First, I generally agree with the guy because yes, just about anything you can do in Java you can do in C++, and perhaps better. I say perhaps because in all my years of using many programming languages I have found that people think C++ is a great object-oriented programming language, but it’s not. It’s a language where you can write OO-like code but there are lots of little idiosyncrasies involved that can make true OO difficult. C++ is a fantastic generic language tho, witnessed by templates.

I remember when I worked at Metrowerks, a developer tools company. Java had just come out. I was hired in their developer tech support group, and myself and another guy started on the same day. I was going to do Mac support and they gave him a bunch of “Learn Java” books and he became the Java guy. Java was all new, exciting, held the promise of “write once, run anywhere” but of course we all quickly learned that didn’t really work out well and over the years Java fell from grace tho it found a niche. When I worked on the Tango product, Java Beans was becoming a big enterprise thing so that’s the first time I got to actually do some Java dabbling, and while I thought it did a few things right and cool over C++, I still didn’t see the big deal. Ever since NeXT bought Apple, while it took me a moment to grok the syntax of Objective-C, I’ve loved it ever since because between that language and a good library like Cocoa (along with good tools to complete the development chain), I’m empowered to do true object-oriented programming and geez… I really haven’t had any desire to use C++. Sure, I did in a lower-level framework of a past project but when I had to use C++ and Objective-C side-by-side, there was no question that, especially with the framework support Apple provided, that ObjC was a far better language tool and you could really see the shortcomings of C++ as an OO tool. I’ve used a lot of other languages over the years, and well… while C++ is still a good language, it’s not the be-all-end-all.

But never made sense to learn Java? I think the problem with that premise is we’re looking at languages first. Most people do this, and IMHO it’s backwards.

We shouldn’t pick a language then forge ahead to solve a problem. We need to look at the problem, then utilize the best tools to solve that problem. The problem will dictate what languages, what libraries, what tools we choose. If you want to write Android apps, you’re going to have to learn Java. If you want some enterprise job, they may require Java because that’s what their backend uses. A project I’m working on now is separated into two main components: a background daemon that does the heavy lifting, which then communicates with a GUI app for the user to interact with. We are doing the GUI in Cocoa because that makes the most sense for writing GUI apps on the Mac. We write the background daemon in C++ using mostly generic libraries (e.g. standard lib, POSIX, BSD, some company-internal libraries) so the daemon can be easily reused on both Mac and Linux. The problem requirements dictates the tools and languages used, not the other way around.

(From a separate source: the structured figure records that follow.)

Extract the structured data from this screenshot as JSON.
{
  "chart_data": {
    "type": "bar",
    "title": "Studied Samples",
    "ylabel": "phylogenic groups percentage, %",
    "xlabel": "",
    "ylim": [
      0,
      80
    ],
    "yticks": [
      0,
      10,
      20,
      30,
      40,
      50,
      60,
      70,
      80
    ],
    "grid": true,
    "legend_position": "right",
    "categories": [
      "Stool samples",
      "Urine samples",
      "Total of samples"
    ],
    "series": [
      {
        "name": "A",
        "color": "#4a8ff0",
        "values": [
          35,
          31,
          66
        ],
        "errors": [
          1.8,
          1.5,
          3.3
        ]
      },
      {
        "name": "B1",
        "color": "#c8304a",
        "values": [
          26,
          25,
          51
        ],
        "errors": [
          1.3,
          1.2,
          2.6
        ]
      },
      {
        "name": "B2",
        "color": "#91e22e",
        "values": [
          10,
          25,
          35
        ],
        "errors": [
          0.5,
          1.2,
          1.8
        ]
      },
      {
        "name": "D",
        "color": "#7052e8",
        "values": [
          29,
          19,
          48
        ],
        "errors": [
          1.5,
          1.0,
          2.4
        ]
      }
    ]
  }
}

But hey… if I want to answer his question, I’d say learning C++ is probably an evolutionary dead-end as well. If I was going to teach my kids programming today? I’d probably start with Python or maybe Ruby, along with web-based languages like HTML and XML. That will allow them to learn basic language structure without a lot of the complexities of C/C++/ObjC (e.g. pointers, memory management, etc.) but also giving them a lot of default power to do useful work because of robust library support. After that, see where they wanted to go. If they wanted to write desktop or mobile GUI apps, it’ll depend upon the platform: Mac OS X or iOS? learn ObjC and Cocoa (Touch). Android? learn Java. If they wanted to write web apps, JavaScript, CSS, AJAX, and all that. It just all depends upon what they want to do, what problem they want to solve.

So yes, I can understand and accept the author’s criticism of Java, but I do believe he’s answering the wrong question. We must look at the requirements of the problem to solve and let that shape what tools we choose, including language choice.